In “This column is anti-Orthodox” (Oct. 29), Rabbi Shammai Engelmayer contends that “‘The Orthodox’ does not exist” since there are so many diverse types of Jews claiming that label. He correctly points out the vast differences between Orthodox Rabbis Avi Weiss and Avi Shafran, Moshe Feinstein and J.B. Soloveitchik, as well as Satmar and Chabad chasidim, etc. Yes, there are many differences among Jews who describe themselves as Orthodox – how they dress, how much Torah they learn, how often they attend synagogue, whether they own a TV, access the Internet, and dozens more. But the point that Rabbi Englemayer seems to miss is that what makes them all Orthodox is what they share with each other and with any Jew who claims that designation. And that is a core set of immutable observances.

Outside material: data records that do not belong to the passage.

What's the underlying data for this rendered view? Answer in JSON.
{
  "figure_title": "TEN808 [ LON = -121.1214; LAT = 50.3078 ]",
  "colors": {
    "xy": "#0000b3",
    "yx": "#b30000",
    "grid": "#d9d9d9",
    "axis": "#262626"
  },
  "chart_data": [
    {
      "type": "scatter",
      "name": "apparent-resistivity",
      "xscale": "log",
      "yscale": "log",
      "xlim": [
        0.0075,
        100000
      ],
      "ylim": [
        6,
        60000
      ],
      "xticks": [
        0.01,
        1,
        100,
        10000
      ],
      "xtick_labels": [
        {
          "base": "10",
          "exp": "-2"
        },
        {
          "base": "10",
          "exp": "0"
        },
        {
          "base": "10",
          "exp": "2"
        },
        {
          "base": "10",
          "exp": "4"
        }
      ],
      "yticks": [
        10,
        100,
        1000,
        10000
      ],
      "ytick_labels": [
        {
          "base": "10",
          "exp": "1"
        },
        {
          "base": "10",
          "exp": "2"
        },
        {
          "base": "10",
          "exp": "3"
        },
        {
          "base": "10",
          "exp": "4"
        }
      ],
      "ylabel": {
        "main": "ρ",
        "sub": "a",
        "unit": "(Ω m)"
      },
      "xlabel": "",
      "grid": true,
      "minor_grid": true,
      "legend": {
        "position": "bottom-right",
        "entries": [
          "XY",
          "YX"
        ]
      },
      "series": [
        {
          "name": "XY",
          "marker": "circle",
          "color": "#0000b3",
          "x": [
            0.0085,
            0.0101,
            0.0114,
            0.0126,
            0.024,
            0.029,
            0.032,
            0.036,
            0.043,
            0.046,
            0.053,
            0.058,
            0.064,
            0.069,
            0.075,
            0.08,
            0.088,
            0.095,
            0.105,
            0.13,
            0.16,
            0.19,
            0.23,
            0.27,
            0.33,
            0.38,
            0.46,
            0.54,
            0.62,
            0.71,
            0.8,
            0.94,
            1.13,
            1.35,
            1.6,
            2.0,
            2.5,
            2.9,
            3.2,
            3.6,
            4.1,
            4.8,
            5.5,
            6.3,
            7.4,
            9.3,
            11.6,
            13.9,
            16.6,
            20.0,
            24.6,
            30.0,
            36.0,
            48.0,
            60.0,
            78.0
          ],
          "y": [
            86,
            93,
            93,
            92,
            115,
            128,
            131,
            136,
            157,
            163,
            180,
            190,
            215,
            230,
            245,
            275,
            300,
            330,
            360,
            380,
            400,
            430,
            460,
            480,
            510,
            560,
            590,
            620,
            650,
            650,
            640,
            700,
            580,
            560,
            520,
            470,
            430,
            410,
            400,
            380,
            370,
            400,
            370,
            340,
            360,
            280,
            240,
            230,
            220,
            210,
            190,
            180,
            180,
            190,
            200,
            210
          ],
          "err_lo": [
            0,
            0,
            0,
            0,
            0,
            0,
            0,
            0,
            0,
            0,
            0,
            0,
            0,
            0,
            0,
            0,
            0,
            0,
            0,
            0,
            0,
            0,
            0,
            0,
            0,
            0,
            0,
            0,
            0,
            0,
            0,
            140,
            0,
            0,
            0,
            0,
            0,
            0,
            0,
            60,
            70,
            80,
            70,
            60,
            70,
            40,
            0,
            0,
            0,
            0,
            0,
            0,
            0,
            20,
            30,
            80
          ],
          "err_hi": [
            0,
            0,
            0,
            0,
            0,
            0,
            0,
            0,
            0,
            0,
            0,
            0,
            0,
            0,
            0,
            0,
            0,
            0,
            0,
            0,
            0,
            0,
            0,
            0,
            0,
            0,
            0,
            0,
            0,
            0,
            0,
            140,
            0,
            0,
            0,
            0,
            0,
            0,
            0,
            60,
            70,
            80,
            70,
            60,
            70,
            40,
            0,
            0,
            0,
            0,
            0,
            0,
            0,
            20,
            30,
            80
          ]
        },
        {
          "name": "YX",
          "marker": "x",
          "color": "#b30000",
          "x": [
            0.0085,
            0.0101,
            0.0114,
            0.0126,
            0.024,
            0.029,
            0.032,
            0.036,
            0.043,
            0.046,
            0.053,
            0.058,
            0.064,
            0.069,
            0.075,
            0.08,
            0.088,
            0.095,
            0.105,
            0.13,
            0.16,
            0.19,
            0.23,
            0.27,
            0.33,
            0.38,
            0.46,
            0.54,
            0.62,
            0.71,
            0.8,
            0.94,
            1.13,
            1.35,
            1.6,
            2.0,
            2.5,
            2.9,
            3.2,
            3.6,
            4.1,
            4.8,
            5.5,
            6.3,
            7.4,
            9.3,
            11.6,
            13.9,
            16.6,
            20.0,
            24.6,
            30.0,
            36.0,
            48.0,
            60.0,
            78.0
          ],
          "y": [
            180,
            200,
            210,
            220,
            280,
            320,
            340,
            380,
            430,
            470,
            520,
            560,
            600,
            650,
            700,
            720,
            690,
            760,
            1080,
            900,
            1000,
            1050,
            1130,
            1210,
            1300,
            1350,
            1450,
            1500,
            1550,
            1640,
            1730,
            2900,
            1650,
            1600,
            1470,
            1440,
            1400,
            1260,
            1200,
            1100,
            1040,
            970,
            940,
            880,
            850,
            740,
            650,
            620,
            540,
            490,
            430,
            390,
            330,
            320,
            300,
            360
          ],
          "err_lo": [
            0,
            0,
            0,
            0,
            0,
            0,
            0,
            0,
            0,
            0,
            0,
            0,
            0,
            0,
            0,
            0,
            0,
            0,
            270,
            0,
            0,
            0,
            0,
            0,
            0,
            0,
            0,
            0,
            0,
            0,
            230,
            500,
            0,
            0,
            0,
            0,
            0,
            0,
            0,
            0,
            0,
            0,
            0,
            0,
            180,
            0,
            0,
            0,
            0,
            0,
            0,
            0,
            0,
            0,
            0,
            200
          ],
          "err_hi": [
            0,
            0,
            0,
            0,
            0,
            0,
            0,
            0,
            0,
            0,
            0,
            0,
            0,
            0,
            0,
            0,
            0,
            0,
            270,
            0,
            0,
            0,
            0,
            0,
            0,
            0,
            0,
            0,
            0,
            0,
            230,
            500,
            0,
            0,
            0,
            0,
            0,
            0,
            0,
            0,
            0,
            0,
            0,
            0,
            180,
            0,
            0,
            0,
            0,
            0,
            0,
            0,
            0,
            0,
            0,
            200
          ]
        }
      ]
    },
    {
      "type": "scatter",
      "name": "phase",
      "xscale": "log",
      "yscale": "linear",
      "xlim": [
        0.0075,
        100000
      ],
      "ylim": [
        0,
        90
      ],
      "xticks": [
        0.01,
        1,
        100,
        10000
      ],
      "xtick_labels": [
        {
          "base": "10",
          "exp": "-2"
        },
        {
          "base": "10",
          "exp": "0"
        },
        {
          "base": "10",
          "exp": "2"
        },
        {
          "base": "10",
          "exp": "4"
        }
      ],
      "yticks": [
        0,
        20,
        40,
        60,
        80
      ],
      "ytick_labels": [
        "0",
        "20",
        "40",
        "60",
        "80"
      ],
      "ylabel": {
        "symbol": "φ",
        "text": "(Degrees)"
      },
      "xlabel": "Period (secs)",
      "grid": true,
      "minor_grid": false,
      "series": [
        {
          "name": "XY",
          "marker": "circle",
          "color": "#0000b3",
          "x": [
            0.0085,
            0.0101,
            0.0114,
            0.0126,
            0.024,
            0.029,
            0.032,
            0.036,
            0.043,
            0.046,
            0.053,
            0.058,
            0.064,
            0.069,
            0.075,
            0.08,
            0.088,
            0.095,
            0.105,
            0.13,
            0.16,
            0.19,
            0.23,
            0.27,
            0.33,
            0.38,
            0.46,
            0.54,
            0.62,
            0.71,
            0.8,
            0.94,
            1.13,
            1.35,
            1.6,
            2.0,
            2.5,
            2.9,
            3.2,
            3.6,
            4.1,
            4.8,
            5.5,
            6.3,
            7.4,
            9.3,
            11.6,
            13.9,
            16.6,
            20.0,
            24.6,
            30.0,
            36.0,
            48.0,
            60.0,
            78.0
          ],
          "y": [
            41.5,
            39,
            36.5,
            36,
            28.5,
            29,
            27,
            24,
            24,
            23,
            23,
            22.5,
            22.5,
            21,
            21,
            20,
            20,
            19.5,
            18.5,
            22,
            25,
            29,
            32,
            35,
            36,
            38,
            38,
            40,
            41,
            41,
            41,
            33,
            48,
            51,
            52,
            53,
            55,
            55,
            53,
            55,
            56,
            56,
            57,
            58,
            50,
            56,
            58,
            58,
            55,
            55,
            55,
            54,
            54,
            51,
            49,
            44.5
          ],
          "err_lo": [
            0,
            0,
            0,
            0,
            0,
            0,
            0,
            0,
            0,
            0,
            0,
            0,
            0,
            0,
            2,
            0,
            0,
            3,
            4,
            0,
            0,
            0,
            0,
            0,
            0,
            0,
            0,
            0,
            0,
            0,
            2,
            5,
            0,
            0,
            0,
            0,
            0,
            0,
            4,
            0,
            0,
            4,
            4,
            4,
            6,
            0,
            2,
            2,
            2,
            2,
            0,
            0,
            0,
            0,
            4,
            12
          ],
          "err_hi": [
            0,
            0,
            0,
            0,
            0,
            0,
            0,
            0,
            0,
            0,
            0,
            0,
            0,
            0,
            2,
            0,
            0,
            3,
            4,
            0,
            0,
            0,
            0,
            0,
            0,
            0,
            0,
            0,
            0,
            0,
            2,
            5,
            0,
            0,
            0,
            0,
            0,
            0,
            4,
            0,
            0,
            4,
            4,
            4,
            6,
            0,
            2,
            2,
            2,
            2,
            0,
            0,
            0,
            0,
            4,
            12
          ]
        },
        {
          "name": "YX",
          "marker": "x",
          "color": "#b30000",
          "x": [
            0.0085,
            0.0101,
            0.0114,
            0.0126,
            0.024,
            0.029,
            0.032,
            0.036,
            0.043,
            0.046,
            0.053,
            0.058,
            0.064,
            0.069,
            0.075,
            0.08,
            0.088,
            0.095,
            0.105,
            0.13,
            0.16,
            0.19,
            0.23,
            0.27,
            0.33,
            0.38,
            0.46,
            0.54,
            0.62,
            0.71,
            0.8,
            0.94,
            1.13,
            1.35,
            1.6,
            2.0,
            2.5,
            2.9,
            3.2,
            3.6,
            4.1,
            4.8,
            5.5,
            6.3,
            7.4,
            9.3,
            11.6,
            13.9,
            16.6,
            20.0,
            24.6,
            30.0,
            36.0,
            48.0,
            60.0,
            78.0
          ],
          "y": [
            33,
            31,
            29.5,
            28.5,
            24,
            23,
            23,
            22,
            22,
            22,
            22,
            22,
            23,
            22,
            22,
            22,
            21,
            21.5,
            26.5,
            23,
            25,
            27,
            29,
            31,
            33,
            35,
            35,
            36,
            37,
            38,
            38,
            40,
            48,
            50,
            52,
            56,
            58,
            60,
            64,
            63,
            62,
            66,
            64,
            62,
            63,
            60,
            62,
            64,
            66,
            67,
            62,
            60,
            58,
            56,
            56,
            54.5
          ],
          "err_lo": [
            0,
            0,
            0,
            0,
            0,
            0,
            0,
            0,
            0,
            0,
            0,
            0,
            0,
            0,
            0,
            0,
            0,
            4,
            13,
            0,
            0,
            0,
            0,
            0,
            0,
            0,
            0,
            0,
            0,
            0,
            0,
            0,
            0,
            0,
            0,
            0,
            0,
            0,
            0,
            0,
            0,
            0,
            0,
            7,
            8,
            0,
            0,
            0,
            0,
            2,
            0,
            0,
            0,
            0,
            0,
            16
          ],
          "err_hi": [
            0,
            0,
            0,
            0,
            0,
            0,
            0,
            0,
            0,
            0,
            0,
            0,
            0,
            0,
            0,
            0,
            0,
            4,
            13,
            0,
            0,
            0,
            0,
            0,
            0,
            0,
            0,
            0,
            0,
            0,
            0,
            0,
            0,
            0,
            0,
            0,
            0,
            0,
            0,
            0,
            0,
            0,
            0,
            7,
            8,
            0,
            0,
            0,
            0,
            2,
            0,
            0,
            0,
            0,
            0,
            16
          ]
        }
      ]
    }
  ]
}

In “Fiddler on the Roof,” Tevye, after tolerating the deviation from tradition by his two oldest daughters, has to decide whether to accept the planned intermarriage of another daughter. His decision: “If I bend that far I’ll break. No! No! No!” So too, except in the case of extreme danger to one’s health, virtually each and every Jew who considers himself or herself to be Orthodox would recoil with revulsion and exclaim “No! No! No!” at the mere thought of performing any of the acts listed below. Please note that this list is not found in any book on Jewish law. Instead, it is based on my personal observations of the everyday practices of hundreds of Orthodox Jews over dozens of years. I admit that there are some acts I might have missed but no Jew who describes himself or herself as Orthodox would ever:

• Intermarry

• Drive on Shabbat

• Shop on Shabbat

• Watch TV or use a phone, computer, or any electrical device on Shabbat

• Choose to not circumcise a son

• Eat pig

• Eat shellfish

• Eat dairy and meat together

• Eat dairy without waiting at least one hour after eating meat

• Eat meat lacking kosher certification

• Eat or drink on Yom Kippur

• Eat chametz on Passover

While there are Conservative Jews and perhaps Reform Jews who do not perform any of these acts, there are surely many who perform at least some of them. Therefore, such a core set of observances can serve as the litmus test to answer the question “Who is an Orthodox Jew?”